Собирал в лесу и рубил женщинам дрова, разводил в сложенной здесь же под навесом, плите огонь, согревал воду для мытья-стирки, наводил порядок.

— Женились бы вы, дед Мехтодь. Молодиц вон сколько.

— Жениться, как говорят, не шутка, да справлюсь ли? — отшучивался старик.

— Вы еще ого-го!

— Ого, да не того, — смеялся Мехтодь. — Знаю ведь, что вам нужно…

— Вот бесстыдник старый! — вмешалась Катря Гривнякова, старшая среди доярок. — Шел бы себе домой.

— Еще успею, Катря, — не сердился старик. — Человеку посмеяться — и то на душе легче. Так что не права ты, считай. Наталка твоя другого мнения.

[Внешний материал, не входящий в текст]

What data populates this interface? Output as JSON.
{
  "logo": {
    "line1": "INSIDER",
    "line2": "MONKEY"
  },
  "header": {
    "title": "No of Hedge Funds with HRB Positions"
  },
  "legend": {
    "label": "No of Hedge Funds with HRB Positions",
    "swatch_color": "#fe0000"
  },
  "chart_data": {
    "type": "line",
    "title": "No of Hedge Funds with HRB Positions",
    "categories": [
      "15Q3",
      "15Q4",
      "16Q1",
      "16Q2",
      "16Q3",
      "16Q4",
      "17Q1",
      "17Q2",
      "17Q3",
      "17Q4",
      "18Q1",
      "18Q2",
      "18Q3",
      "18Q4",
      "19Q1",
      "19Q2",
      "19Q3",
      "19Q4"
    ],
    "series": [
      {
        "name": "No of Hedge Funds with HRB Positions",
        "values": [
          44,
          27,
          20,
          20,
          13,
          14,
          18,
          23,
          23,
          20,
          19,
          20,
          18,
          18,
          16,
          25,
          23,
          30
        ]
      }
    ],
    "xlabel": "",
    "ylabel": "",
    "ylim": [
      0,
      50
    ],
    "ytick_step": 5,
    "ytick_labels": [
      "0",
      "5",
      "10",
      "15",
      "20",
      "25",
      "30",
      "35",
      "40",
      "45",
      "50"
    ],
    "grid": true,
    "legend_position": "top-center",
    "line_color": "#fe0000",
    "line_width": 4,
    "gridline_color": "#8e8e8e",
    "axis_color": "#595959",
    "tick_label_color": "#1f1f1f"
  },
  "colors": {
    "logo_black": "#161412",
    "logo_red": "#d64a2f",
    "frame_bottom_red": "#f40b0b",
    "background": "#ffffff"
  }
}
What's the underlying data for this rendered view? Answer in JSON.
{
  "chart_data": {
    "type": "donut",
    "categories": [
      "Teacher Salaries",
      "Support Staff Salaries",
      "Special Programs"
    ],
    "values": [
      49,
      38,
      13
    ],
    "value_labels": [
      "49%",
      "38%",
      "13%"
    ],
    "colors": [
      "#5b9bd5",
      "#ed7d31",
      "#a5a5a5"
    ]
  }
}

— А при чем здесь Наталка?

— А при том, что ее «хи-хи» да «ха-ха» я каждый вечер слышу у реки.

— С кем же она?

— Это уж пусть она сама тебе расскажет, я не доносчик какой-нибудь… По мне — смеются и пускай себе смеются, весело, знать, людям. А раз весело, то и душа для добра открыта. Вот подумай сама: когда ты смеялась? И как тебе после этого?..

Ныне Печерога был чем-то встревожен. Гураль, нагрянувший на первую дойку и хорошо знающий его характер, спросил:

— Что, дед, насупился? Недоспал, что ли?

— Э-э, Устим, не прав ты, видит бог, не прав, — сокрушенно ответил Мехтодь. — Думаешь, если человек стар, то и душа у него ссыхается и не видит он ничего, не слышит?

— Не думаю так, потому что и сам не молод. Дак в чем же дело?

— Дак как тебе сказать, — не решался старик. — Закавыка со мной приключилась. Ныне утром, когда и доярок еще не было, стою я, знать, вот там, зорюю, туман поднимается, и вдруг вижу — крадется что-то, да такое, что… не приведи господи. Человек не человек, однако в штанах, пиджак вроде бы на нем.